I wake up in a dream and somehow I cannot remember how your facial features once look like. I tell myself that I do not deserve you and that you’re better off without me.

When I was a kid, I was fearless–full of confidence and gusto. Today, somehow it takes me three days to think about whether I want to commit to going on a hike or not. Yet last week, we were up in Utah and I made it on top of Angel’s Landing.

“It is not my body that brought me here”, I told myself.

“It is my mind”, I continued.

So why am I afraid to love again? Sometimes the mind deceives your brain, it tells you that you cannot–that there’s really no way you can survive another heartbreak.

“But what if it leads to happiness?”, one part of you asked.

“You don’t know that”, another part replies.

Loving a person is like attending a college you’ve only seen through pictures and online virtual tours. It seems like it’s the one for you, the open campus space, the medieval architecture, the vast libraries, you imagine the perfect scenario of how you’ll live your life from there. You THINK you will be happy there but the reality is that you won’t know till you actually experience it.

That’s the thing about love. You can only THINK and perhaps hope that you will be happy but nothing really comes into reality until you actually love.

To love is to do, to do is to be, to be is to live in the present moment.

If there’s one thing I should be honest about myself is that I am afraid of getting the short end of something.
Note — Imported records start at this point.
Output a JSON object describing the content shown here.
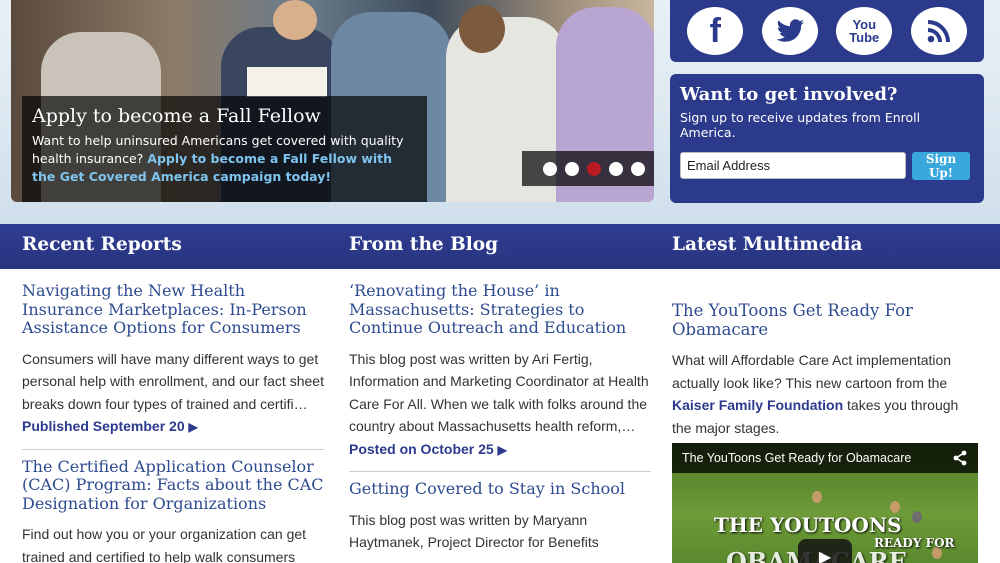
{
  "hero": {
    "title": "Apply to become a Fall Fellow",
    "text": "Want to help uninsured Americans get covered with quality health insurance?",
    "link": "Apply to become a Fall Fellow with the Get Covered America campaign today!",
    "active_slide": 3,
    "slide_count": 5
  },
  "social": {
    "facebook": "f",
    "youtube": "You Tube"
  },
  "signup": {
    "title": "Want to get involved?",
    "subtitle": "Sign up to receive updates from Enroll America.",
    "placeholder": "Email Address",
    "button": "Sign Up!"
  },
  "sections": {
    "reports": "Recent Reports",
    "blog": "From the Blog",
    "multimedia": "Latest Multimedia"
  },
  "reports": [
    {
      "title": "Navigating the New Health Insurance Marketplaces: In-Person Assistance Options for Consumers",
      "body": "Consumers will have many different ways to get personal help with enrollment, and our fact sheet breaks down four types of trained and certifi…",
      "meta": "Published September 20"
    },
    {
      "title": "The Certified Application Counselor (CAC) Program: Facts about the CAC Designation for Organizations",
      "body": "Find out how you or your organization can get trained and certified to help walk consumers"
    }
  ],
  "blog": [
    {
      "title": "‘Renovating the House’ in Massachusetts: Strategies to Continue Outreach and Education",
      "body": "This blog post was written by Ari Fertig, Information and Marketing Coordinator at Health Care For All. When we talk with folks around the country about Massachusetts health reform,…",
      "meta": "Posted on October 25"
    },
    {
      "title": "Getting Covered to Stay in School",
      "body": "This blog post was written by Maryann Haytmanek, Project Director for Benefits"
    }
  ],
  "multimedia": {
    "title": "The YouToons Get Ready For Obamacare",
    "body_before": "What will Affordable Care Act implementation actually look like? This new cartoon from the",
    "link": "Kaiser Family Foundation",
    "body_after": "takes you through the major stages.",
    "video_title": "The YouToons Get Ready for Obamacare",
    "overlay_line1": "THE YOUTOONS",
    "overlay_line2": "READY FOR",
    "overlay_line3": "OBAMACARE"
  },
  "colors": {
    "brand_blue": "#2c3a8c",
    "link_blue": "#2e4b8f",
    "accent_cyan": "#3aa8dc",
    "active_dot": "#b81c22"
  }
}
I would research for a week just to get a good deal on something worth $10. I want to know that I am getting the best price, the best value for money product, the best discount codes, the best cashback, the referral bonuses, the credit card discounts, everything.

Somehow this translates to love. I’m terribly afraid of settling, of committing to something, yet alone someone.
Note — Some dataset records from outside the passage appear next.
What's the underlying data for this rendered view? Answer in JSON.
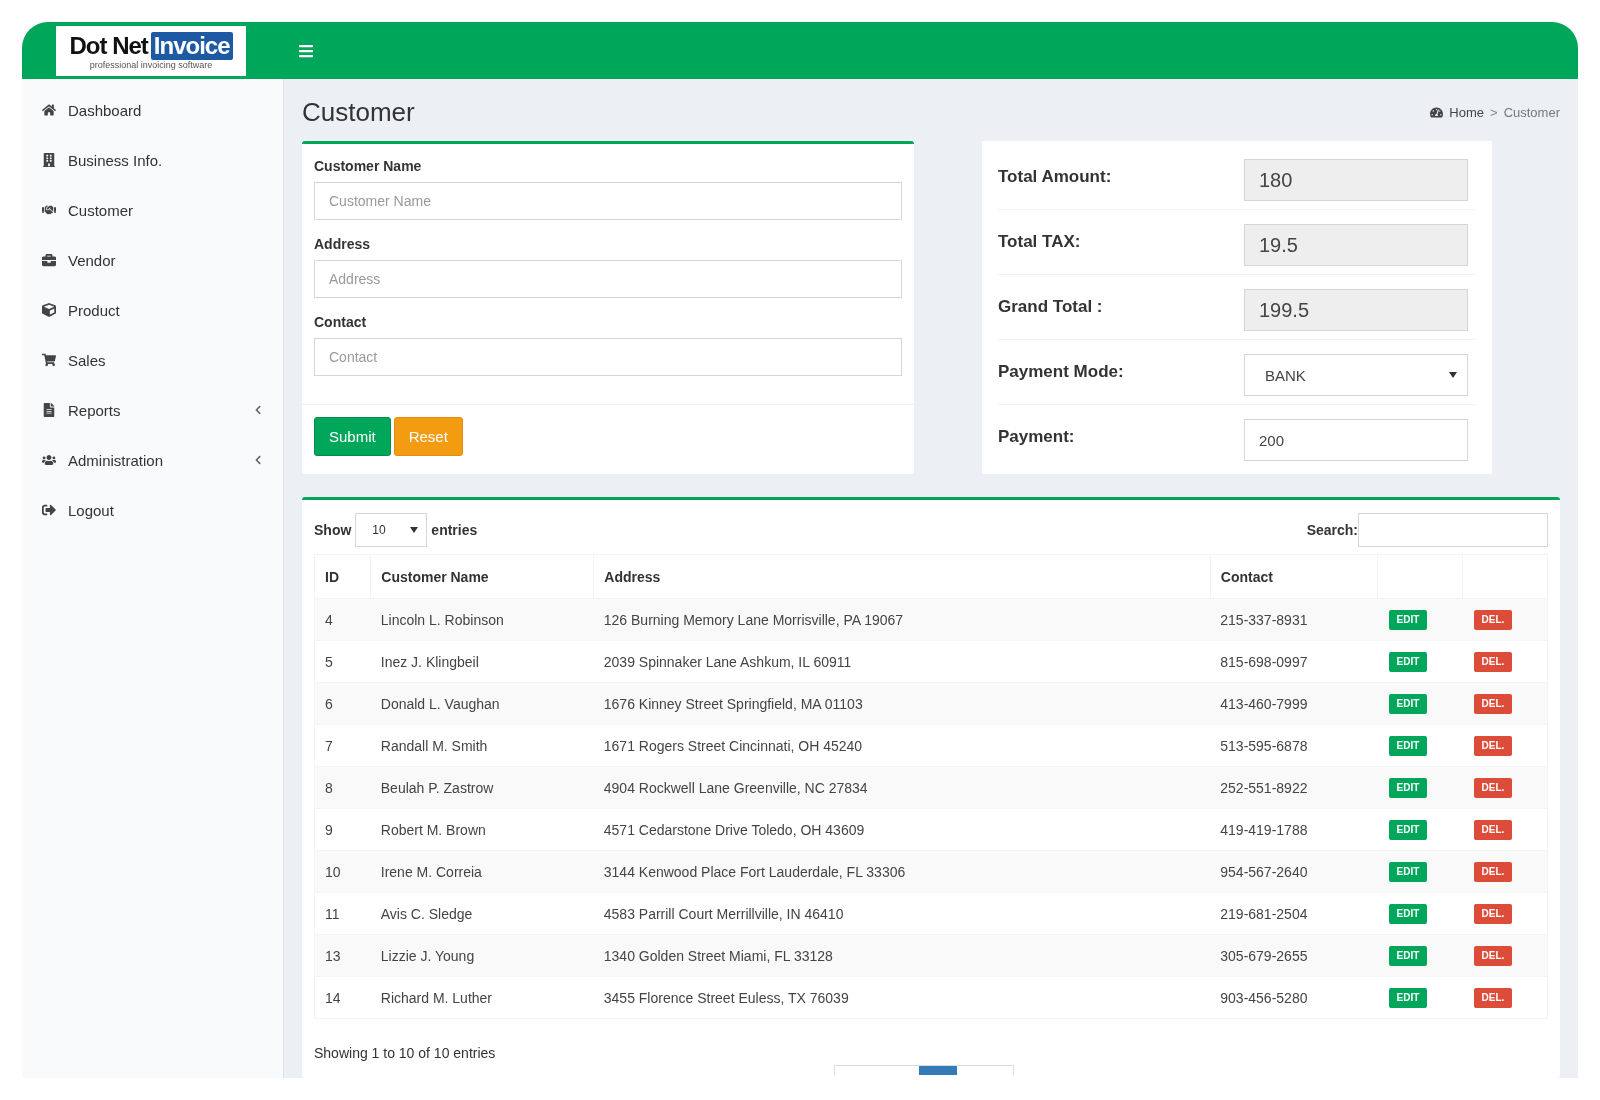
{
  "logo": {
    "brand": "Dot Net",
    "brand_highlight": "Invoice",
    "tagline": "professional invoicing software"
  },
  "sidebar": {
    "items": [
      {
        "label": "Dashboard",
        "submenu": false
      },
      {
        "label": "Business Info.",
        "submenu": false
      },
      {
        "label": "Customer",
        "submenu": false
      },
      {
        "label": "Vendor",
        "submenu": false
      },
      {
        "label": "Product",
        "submenu": false
      },
      {
        "label": "Sales",
        "submenu": false
      },
      {
        "label": "Reports",
        "submenu": true
      },
      {
        "label": "Administration",
        "submenu": true
      },
      {
        "label": "Logout",
        "submenu": false
      }
    ]
  },
  "page_title": "Customer",
  "breadcrumb": [
    "Home",
    "Customer"
  ],
  "breadcrumb_separator": ">",
  "form": {
    "fields": [
      {
        "label": "Customer Name",
        "placeholder": "Customer Name"
      },
      {
        "label": "Address",
        "placeholder": "Address"
      },
      {
        "label": "Contact",
        "placeholder": "Contact"
      }
    ],
    "buttons": [
      {
        "label": "Submit",
        "kind": "primary"
      },
      {
        "label": "Reset",
        "kind": "warning"
      }
    ]
  },
  "totals": [
    {
      "label": "Total Amount:",
      "kind": "readonly",
      "value": "180"
    },
    {
      "label": "Total TAX:",
      "kind": "readonly",
      "value": "19.5"
    },
    {
      "label": "Grand Total :",
      "kind": "readonly",
      "value": "199.5"
    },
    {
      "label": "Payment Mode:",
      "kind": "select",
      "value": "BANK"
    },
    {
      "label": "Payment:",
      "kind": "input",
      "value": "200"
    }
  ],
  "table": {
    "show_label": "Show",
    "page_size": "10",
    "entries_label": "entries",
    "search_label": "Search:",
    "columns": [
      "ID",
      "Customer Name",
      "Address",
      "Contact"
    ],
    "rows": [
      {
        "id": "4",
        "name": "Lincoln L. Robinson",
        "address": "126 Burning Memory Lane Morrisville, PA 19067",
        "contact": "215-337-8931",
        "edit": "EDIT",
        "delete": "DEL."
      },
      {
        "id": "5",
        "name": "Inez J. Klingbeil",
        "address": "2039 Spinnaker Lane Ashkum, IL 60911",
        "contact": "815-698-0997",
        "edit": "EDIT",
        "delete": "DEL."
      },
      {
        "id": "6",
        "name": "Donald L. Vaughan",
        "address": "1676 Kinney Street Springfield, MA 01103",
        "contact": "413-460-7999",
        "edit": "EDIT",
        "delete": "DEL."
      },
      {
        "id": "7",
        "name": "Randall M. Smith",
        "address": "1671 Rogers Street Cincinnati, OH 45240",
        "contact": "513-595-6878",
        "edit": "EDIT",
        "delete": "DEL."
      },
      {
        "id": "8",
        "name": "Beulah P. Zastrow",
        "address": "4904 Rockwell Lane Greenville, NC 27834",
        "contact": "252-551-8922",
        "edit": "EDIT",
        "delete": "DEL."
      },
      {
        "id": "9",
        "name": "Robert M. Brown",
        "address": "4571 Cedarstone Drive Toledo, OH 43609",
        "contact": "419-419-1788",
        "edit": "EDIT",
        "delete": "DEL."
      },
      {
        "id": "10",
        "name": "Irene M. Correia",
        "address": "3144 Kenwood Place Fort Lauderdale, FL 33306",
        "contact": "954-567-2640",
        "edit": "EDIT",
        "delete": "DEL."
      },
      {
        "id": "11",
        "name": "Avis C. Sledge",
        "address": "4583 Parrill Court Merrillville, IN 46410",
        "contact": "219-681-2504",
        "edit": "EDIT",
        "delete": "DEL."
      },
      {
        "id": "13",
        "name": "Lizzie J. Young",
        "address": "1340 Golden Street Miami, FL 33128",
        "contact": "305-679-2655",
        "edit": "EDIT",
        "delete": "DEL."
      },
      {
        "id": "14",
        "name": "Richard M. Luther",
        "address": "3455 Florence Street Euless, TX 76039",
        "contact": "903-456-5280",
        "edit": "EDIT",
        "delete": "DEL."
      }
    ],
    "footer": "Showing 1 to 10 of 10 entries"
  }
}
When I love I want to possess, I want to own.

Is it more difficult to commit to someone or to actually relinquish yourself of all commitment towards the existence of that person? Murakami said: “But I didn’t understand then. That I could hurt somebody so badly she would never recover. That a person can, just by living, damage another human being beyond repair.”

I’m selfish, I say that I want you to love fully yet I play this dance with you–always keeping you two steps deeper in this well of commitment.

“I should never love you more than you love me.”

This gives me strength, this gives me leverage. Why o why was I so fearful of loving more?

Was it because I don’t want to hurt again? Was it because I’m just an egomaniac trying to manipulate you? Was it because when the time comes for you to leave me I’ll give myself this consolation prize of “I never liked her that much anyway”?

I don’t know~I really don’t know anymore.  I tell you my life is complicated, that I intend to see us go the distance. I portray myself as an enigma, like a puzzle that’ll never be deciphered.

You like that, I can see it in your eyes. You’re drawn to my complexities but you’re insecure inside. You ask me “so what are we?” and I tell you “I’m trying my best, this will all make sense in due time.”